Jumlah tersebut belum termasuk dana yang dibutuhkan negara-negara untuk membangun pembangkit listrik bebas emisi sehingga mereka dapat memenuhi target Perjanjian Paris.
Secara keseluruhan, negara-negara kaya tampaknya telah menyediakan setidaknya US$100 miliar pendanaan iklim untuk negara-negara miskin pada 2022, memenuhi janji pendanaan mereka yang telah jatuh tempo, menurut perkiraan terbaru dari Organisasi untuk Kerjasama Ekonomi dan Pembangunan (OECD).

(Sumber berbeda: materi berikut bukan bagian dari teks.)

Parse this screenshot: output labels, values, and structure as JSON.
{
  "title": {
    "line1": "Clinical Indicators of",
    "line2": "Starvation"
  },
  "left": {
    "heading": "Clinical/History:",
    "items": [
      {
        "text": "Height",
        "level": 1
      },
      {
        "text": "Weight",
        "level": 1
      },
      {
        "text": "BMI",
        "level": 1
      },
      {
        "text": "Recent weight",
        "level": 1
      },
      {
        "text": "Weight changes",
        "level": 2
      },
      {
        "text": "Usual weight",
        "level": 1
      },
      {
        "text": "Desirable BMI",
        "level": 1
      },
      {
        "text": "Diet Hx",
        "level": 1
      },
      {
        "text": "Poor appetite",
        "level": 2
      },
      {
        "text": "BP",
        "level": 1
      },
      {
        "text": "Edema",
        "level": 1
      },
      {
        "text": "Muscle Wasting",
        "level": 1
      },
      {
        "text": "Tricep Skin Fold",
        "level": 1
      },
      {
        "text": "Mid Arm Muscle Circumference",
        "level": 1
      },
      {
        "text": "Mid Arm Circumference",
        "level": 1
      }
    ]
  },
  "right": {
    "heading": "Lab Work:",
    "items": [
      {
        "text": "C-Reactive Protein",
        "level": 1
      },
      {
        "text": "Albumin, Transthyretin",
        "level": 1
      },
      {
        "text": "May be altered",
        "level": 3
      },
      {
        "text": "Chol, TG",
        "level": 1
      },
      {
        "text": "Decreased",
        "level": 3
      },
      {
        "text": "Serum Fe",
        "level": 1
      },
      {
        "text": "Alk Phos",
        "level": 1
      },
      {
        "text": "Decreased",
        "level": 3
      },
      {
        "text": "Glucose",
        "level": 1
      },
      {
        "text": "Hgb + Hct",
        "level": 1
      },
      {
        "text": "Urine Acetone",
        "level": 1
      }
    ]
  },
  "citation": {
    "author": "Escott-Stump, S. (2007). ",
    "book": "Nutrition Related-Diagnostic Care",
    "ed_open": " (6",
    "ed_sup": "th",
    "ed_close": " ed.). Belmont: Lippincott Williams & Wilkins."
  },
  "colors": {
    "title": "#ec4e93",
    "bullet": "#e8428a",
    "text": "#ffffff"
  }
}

Namun, jumlah dana yang digunakan untuk mendukung adaptasi – dibandingkan usaha yang lebih bankable seperti pengembangan energi terbarukan – menurun sekitar 14% pada 2021. Dukungan AS untuk upaya adaptasi internasional meningkat dari sekitar US$269 juta pada 2021 menjadi sekitar US$2 miliar pada 2022, menurut pejabat Departemen Luar Negeri. Biden telah menetapkan tujuan mengalokasikan US$3 miliar untuk adaptasi pada 2024.
Masalah ini menjadi besar dalam konferensi yang dimulai Kamis di Dubai. Biden tidak berencana menghadiri konferensi tahun ini, meskipun pejabat tinggi AS selain Harris, termasuk Menteri Luar Negeri Antony Blinken, juga hadir di pertemuan puncak tersebut.
Harris akan menyampaikan pernyataan AS di konferensi tersebut dan kemudian berpartisipasi dalam acara mengenai energi terbarukan, menggunakan acara tersebut untuk menyoroti upaya negara tersebut dalam mengurangi emisi gas rumah kaca, mendukung adaptasi, dan meningkatkan ketahanan iklim, kata seorang pejabat Gedung Putih.